En Colombia el balance sobre la democracia resulta deficitario y no es posible ocultar esa realidad. La Constitución de 1991 pudo aportar correctivos mediante principios progresistas consagrados en esa Carta, pero su aplicación no ha tenido el cumplimiento requerido. El Estado social de derecho, de que tanto se habla, es una norma sin desarrollo.
Siguen en el vacío garantías prioritarias reconocidas y las condiciones de vida de la población es de una precariedad inocultable en el día a día, frente a lo cual la indiferencia de quienes han tenido el manejo del poder es ostensible.

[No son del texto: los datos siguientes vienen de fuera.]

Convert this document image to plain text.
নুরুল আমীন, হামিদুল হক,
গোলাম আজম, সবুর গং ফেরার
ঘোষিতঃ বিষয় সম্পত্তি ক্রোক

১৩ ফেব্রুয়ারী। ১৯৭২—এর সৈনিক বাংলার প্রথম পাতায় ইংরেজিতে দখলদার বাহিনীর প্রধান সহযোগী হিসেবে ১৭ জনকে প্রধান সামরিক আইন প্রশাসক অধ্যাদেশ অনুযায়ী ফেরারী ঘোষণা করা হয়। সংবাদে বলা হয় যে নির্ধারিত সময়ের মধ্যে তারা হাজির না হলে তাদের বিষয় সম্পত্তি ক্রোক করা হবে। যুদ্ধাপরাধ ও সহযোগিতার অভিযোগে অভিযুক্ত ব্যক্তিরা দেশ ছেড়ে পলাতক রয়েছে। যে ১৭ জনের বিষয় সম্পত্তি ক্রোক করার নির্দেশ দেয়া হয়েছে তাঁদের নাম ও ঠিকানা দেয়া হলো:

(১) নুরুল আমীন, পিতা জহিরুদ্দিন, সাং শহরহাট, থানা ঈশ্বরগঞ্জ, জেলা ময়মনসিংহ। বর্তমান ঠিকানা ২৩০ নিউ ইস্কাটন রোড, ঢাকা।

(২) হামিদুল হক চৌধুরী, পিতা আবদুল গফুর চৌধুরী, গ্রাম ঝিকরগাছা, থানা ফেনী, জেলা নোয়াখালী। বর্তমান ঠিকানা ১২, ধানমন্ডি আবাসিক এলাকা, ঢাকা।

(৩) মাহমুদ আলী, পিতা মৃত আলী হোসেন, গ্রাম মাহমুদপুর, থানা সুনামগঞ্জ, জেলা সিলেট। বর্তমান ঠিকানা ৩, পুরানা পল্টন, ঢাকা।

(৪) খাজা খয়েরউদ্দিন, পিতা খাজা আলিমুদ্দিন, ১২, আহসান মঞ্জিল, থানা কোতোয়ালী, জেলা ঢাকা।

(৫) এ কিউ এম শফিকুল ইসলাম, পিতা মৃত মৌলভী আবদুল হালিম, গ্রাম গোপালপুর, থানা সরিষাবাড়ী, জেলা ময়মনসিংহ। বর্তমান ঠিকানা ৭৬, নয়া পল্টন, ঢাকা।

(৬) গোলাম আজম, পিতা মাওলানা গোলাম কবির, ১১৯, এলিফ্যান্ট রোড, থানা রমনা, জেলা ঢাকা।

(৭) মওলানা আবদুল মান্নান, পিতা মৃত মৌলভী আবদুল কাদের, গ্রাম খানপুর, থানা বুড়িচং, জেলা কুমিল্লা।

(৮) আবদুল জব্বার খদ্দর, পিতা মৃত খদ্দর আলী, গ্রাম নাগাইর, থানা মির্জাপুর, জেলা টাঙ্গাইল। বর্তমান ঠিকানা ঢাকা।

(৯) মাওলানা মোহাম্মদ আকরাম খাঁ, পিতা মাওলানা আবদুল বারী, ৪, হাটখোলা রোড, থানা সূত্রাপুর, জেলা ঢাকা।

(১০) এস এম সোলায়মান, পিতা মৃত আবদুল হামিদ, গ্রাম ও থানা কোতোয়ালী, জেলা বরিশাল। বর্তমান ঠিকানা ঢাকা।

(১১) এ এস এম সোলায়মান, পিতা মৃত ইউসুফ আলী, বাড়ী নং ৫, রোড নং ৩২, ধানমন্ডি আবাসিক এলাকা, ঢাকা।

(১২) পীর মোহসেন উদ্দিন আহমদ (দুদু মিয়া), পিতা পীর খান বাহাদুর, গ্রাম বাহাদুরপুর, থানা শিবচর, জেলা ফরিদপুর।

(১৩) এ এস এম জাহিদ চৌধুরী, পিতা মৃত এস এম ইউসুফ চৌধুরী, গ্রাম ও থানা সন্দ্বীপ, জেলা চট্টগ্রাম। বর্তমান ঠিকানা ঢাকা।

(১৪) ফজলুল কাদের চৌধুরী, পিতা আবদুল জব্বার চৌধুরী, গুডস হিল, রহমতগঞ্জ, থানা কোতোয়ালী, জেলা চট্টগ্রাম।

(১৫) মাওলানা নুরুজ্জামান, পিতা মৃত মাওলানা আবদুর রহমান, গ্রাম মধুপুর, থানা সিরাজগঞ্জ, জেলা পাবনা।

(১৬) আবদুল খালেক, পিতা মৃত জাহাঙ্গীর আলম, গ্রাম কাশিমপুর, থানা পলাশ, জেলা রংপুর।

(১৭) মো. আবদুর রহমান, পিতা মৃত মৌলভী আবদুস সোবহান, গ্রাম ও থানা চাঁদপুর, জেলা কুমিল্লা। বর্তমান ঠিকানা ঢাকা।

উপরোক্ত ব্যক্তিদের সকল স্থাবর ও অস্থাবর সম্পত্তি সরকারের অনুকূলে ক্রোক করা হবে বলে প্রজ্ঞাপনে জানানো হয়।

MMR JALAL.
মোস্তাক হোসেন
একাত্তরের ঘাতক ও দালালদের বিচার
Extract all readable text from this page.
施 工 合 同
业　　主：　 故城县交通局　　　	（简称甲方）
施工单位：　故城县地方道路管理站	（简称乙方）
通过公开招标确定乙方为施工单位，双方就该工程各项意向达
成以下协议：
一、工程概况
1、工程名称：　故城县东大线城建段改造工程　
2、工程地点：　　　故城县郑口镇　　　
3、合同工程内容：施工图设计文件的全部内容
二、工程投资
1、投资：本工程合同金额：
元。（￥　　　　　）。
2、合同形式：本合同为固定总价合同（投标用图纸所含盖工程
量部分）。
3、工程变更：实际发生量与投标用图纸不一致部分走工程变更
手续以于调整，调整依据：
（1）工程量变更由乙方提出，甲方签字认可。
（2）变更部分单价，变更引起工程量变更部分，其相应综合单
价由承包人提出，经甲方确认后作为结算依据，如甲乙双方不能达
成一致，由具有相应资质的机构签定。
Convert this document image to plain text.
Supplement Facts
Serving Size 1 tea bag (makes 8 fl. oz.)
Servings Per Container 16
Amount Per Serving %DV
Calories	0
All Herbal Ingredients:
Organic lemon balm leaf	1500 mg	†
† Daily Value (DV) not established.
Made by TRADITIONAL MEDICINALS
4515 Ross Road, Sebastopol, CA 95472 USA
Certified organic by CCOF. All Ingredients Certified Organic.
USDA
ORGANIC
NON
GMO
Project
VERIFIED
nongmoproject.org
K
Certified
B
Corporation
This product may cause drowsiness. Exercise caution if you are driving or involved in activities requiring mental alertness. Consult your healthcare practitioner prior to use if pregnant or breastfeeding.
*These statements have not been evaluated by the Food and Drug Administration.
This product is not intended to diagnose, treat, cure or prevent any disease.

Colombia está incluida entre las naciones con mayor desigualdad y esto configura una resta considerable en la existencia de la mayoría de sus habitantes. Desigualdad con efectos bien negativos en la seguridad social, la educación, la salud y otros derechos básicos. Desigualdad con la cual se ha fomentado la conducta nociva de la discriminación, la intolerancia, la exclusión, la violencia o distintas formas de maltrato clasista. Hasta la justicia se ha contaminado de ese mal, causando un daño de profundidad en la comunidad. Así, la democracia sufre un desgarramiento que no se puede negar, dado su peso generalizado.
El ejercicio político desde las organizaciones partidistas o de las entidades de gobierno es otra fuente surtidora de acciones que diezman la democracia. La toma de decisiones contrariando el interés público les quita legitimidad.
Muchas veces el Congreso, que debiera ser la expresión más transparente de la democracia, se ha convertido en cómplice de marrullas retardatarias. O ha sido permisivo de los entramados de la corrupción, con efectos depredadores sobre los recursos de la nación, que son patrimonio de todos.
No son pocos los actos del Congreso que se suman a desatinos legislativos. En la historia de esta institución, llamada a liderar el desarrollo óptimo de la democracia, he han acumulado acciones que no benefician al pueblo y en cambio le apuestan al beneficio de círculos de privilegiados. Hay decisiones que lo confirman, como el archivo que se le dio al proyecto de reforma a la salud en la comisión séptima del Senado. Sus miembros obedecieron más a intereses privados que al derecho a la salud de la comunidad nacional. Están también los casos de los senadores Iván Leonidas Name Vásquez y Efraín Cepeda desde la presidencia de la corporación. Arrogantes y provocadores, hicieron demostración de su talante autoritario para demostrar las impertinencias del poder aplicadas al hundimiento de iniciativas que no compartían, en vez de someterlas a debate.
Otras estrategias contra la cacareada institucionalidad anidan en los llamados órganos de control y en la misma rama judicial. Pareciera no haber voluntad para obrar conforme a la colaboración armónica entre las ramas del poder, como lo dispone la Constitución. En cambio, el ánimo opositor es recurrente en algunos. En su desempeño como Procurador Alejandro Ordóñez no lo ocultó. Francisco Barbosa, desde la Fiscalía, se consagró como opositor. La procuradora Margarita Cabello tampoco oculta su protagonismo provocador y retador. Nada de eso le hace bien a la democracia. Por el contrario, la descuaderna.
Conviene reflexionar sobre este tema de la democracia, como causa defensiva de interés común.
Puntada
El expediente de la corrupción en la Unidad Nacional para la Gestión del Riesgo de Desastres le abre a la Fiscalía la oportunidad de aplicar la justicia sin sesgo alguno. El esclarecimiento no debe dejar dudas y a los responsables hay que identificarlos con absoluta certeza, sin concesiones.